The Government and insurers are currently working out how to cover autonomous vehicles to resolve any unanswered questions, according to the comparison site.
At present, in terms of insurance, MoneySupermarket says:
Drivers will have one insurance policy that covers the vehicle when it is driven manually as well as when it is in autonomous mode.
If the driver of an autonomous vehicle causes injury or damage to a third party, that party can claim against the driver's insurer regardless of what mode the car was in when the accident occurred.
Drivers won't be held responsible for faults in the car's systems, and they will be able to claim if they are injured or suffer loss because of a fault in the car.
With regards to hacking ('relaying') a car, insurers will pay out if the occasion arises as long as the owner of the vehicle has taken reasonable steps to protect their car.
It is possible that certain insurance premiums could rise depending on if a particular make of car is regularly targeted.
Tom Flack, editor-in-chief at MoneySupermarket, said: "Car hacking is little understood but a very real threat."

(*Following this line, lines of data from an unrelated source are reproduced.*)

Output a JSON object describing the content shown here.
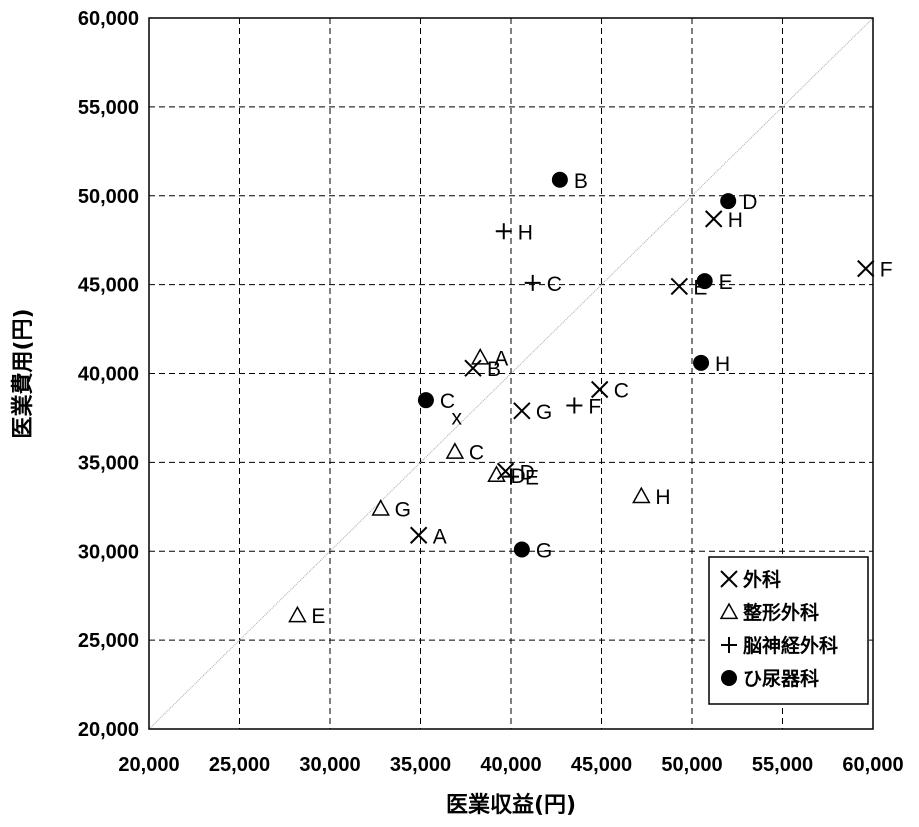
{
  "chart_data": {
    "type": "scatter",
    "xlabel": "医業収益(円)",
    "ylabel": "医業費用(円)",
    "xlim": [
      20000,
      60000
    ],
    "ylim": [
      20000,
      60000
    ],
    "x_ticks": [
      "20,000",
      "25,000",
      "30,000",
      "35,000",
      "40,000",
      "45,000",
      "50,000",
      "55,000",
      "60,000"
    ],
    "y_ticks": [
      "20,000",
      "25,000",
      "30,000",
      "35,000",
      "40,000",
      "45,000",
      "50,000",
      "55,000",
      "60,000"
    ],
    "grid": true,
    "reference_line": "y = x",
    "legend_position": "bottom-right",
    "series": [
      {
        "name": "外科",
        "marker": "x",
        "points": [
          {
            "label": "A",
            "x": 34900,
            "y": 30900
          },
          {
            "label": "B",
            "x": 37900,
            "y": 40300
          },
          {
            "label": "C",
            "x": 44900,
            "y": 39100
          },
          {
            "label": "D",
            "x": 39700,
            "y": 34500
          },
          {
            "label": "E",
            "x": 49300,
            "y": 44900
          },
          {
            "label": "F",
            "x": 59600,
            "y": 45900
          },
          {
            "label": "G",
            "x": 40600,
            "y": 37900
          },
          {
            "label": "H",
            "x": 51200,
            "y": 48700
          }
        ]
      },
      {
        "name": "整形外科",
        "marker": "triangle",
        "points": [
          {
            "label": "A",
            "x": 38300,
            "y": 40900
          },
          {
            "label": "C",
            "x": 36900,
            "y": 35600
          },
          {
            "label": "D",
            "x": 39200,
            "y": 34300
          },
          {
            "label": "E",
            "x": 28200,
            "y": 26400
          },
          {
            "label": "G",
            "x": 32800,
            "y": 32400
          },
          {
            "label": "H",
            "x": 47200,
            "y": 33100
          }
        ]
      },
      {
        "name": "脳神経外科",
        "marker": "plus",
        "points": [
          {
            "label": "C",
            "x": 41200,
            "y": 45100
          },
          {
            "label": "E",
            "x": 40000,
            "y": 34200
          },
          {
            "label": "F",
            "x": 43500,
            "y": 38200
          },
          {
            "label": "H",
            "x": 39600,
            "y": 48000
          }
        ]
      },
      {
        "name": "ひ尿器科",
        "marker": "circle",
        "points": [
          {
            "label": "B",
            "x": 42700,
            "y": 50900
          },
          {
            "label": "C",
            "x": 35300,
            "y": 38500
          },
          {
            "label": "D",
            "x": 52000,
            "y": 49700
          },
          {
            "label": "E",
            "x": 50700,
            "y": 45200
          },
          {
            "label": "G",
            "x": 40600,
            "y": 30100
          },
          {
            "label": "H",
            "x": 50500,
            "y": 40600
          }
        ]
      }
    ],
    "annotations": [
      {
        "text": "x",
        "x": 37000,
        "y": 37400
      }
    ]
  }
}
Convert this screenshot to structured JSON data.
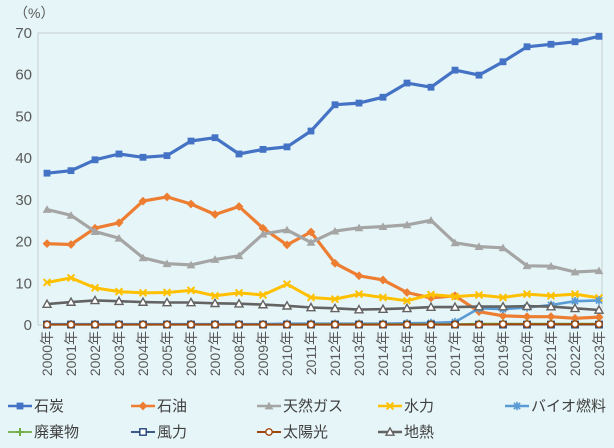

"Manufacturers are adding increasing amounts of technology to our vehicles, and new technology comes with new risks that drivers need to understand and guard against.
"As far as hacking activity such as keyless theft - so-called 'relaying' - is concerned, insurers will pay out providing the owner/driver has taken reasonable care to protect their property.
"Owners of cars deemed by insurers to be a particular risk of keyless theft may find they are charged higher premiums as a result."
Despite a large number of drivers not knowing if they would be covered by insurance, 16 per cent claim they know someone who has fallen victim to car hacking.
Only 19 per cent of drivers currently protect their cars from hacking by putting into place simple measures such as placing their keys in the microwave or in a Faraday cage - a device that shields its contents from static electric fields - stopping would-be hackers from accessing their signal.
These signal blocking pouches can be bought for a few pounds online.
"We recommend fully researching a vehicle and its capabilities and limitations before purchase, and getting to know a vehicle you already own to make sure you're aware of any potential security flaws.
"Sometimes an old-fashioned security method, such as a steering lock, can be all that's needed to protect against criminals."